Florian 25/04/2007 10:38

Je viens d'apprendre par le blog d'Assouline que Littell était en conférence à Normal Sup le 25, avec intro de Kristeva et de Rony Brauman sur sa lecture d'Eichmann (je l'avais rencontré au moment de la sortie du Spécialiste).
Etiez-vous à cette rencontre avec Littell ?
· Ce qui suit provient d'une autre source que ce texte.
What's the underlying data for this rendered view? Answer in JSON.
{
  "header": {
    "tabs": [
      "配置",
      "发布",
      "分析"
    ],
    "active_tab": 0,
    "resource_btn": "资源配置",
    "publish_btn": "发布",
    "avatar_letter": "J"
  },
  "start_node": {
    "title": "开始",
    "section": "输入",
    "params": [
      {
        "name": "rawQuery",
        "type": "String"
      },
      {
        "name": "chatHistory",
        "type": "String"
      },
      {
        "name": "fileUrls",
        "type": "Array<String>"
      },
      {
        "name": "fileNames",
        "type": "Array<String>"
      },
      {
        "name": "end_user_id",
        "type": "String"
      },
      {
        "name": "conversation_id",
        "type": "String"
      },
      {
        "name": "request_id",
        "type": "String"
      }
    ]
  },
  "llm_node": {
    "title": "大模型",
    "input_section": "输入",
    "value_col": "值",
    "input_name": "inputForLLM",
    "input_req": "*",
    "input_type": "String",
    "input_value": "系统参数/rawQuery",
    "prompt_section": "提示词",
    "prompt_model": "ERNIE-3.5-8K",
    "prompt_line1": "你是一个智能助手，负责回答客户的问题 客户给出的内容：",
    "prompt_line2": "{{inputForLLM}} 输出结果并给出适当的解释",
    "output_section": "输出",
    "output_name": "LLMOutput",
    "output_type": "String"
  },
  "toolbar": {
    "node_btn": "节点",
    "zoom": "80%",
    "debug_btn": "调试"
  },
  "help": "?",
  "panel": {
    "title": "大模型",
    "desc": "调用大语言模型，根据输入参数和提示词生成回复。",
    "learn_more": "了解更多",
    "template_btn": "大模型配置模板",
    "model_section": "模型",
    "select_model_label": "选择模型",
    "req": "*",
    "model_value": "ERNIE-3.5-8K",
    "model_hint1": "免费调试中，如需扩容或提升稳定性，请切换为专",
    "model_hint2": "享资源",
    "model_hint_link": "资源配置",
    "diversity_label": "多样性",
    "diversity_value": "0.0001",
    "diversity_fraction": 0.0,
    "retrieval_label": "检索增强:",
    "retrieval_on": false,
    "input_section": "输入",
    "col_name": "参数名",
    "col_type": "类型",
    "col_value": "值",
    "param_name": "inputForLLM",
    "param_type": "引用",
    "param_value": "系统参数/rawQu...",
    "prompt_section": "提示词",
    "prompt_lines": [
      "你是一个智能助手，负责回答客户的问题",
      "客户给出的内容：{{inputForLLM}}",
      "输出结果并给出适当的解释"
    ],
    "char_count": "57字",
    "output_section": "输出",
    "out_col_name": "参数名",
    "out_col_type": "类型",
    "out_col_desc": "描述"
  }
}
laurence hansen-love 25/04/2007 20:59

Non je n'étais pas là!C'est quand le 25? Vous y allez?

Florian 23/04/2007 15:39

Maintenant que j'y pense... On ne peut pas faire non plus de la Métis ou du Kairos des vertus nazies quand même.
non ?
Le zèle d'Eichmann n'a rien de la ruse, il est dépourvu d'initiative, déteste la nouveau, manque totalement d'imagination.
Par contre c'est le cas de Speer. Speer, qui selon moi ne se bat pas pour une idée ou un ordre du monde, mais pour la réussite de cette idée et l'avènement ou le maintient de cet ordre. Speer est un homme des défis, un pur technicien, c'est lui le spécialiste, bien plus qu'Eichmann.
Aue, tout personnage de fiction qu'il est, m'intéresse au plus haut point, Littell essaie, me semble-t-il, de montrer comment ce type (ils devaient quand même être très nombreux en Allemagne), est incapable de se servir de sa culture et de son sens du discernement pour infléchir son action. C'est cette relation théorie / pratique qui fait question, non ?

Florian 23/04/2007 01:17

Vous avez raison Aue est un intellectuel, il pense ce qu'il fait... mais il ne sait pas toujours ce qu'il fait. Je ne sais pas où vous en êtes dans le livre, mais je vous assure qu'il prépare un certain nombre de surprises.
Vous dites que vous n'imaginez pas les nazis comme ça. C'est vrai que ce n'est pas Eichmann (qui en est l'archétype), ni Speer (bien que je le perçoive comme plus proche de Speer). Mais, justement, le véritable problème est là, me semble-t-il : il n'est pas nazi.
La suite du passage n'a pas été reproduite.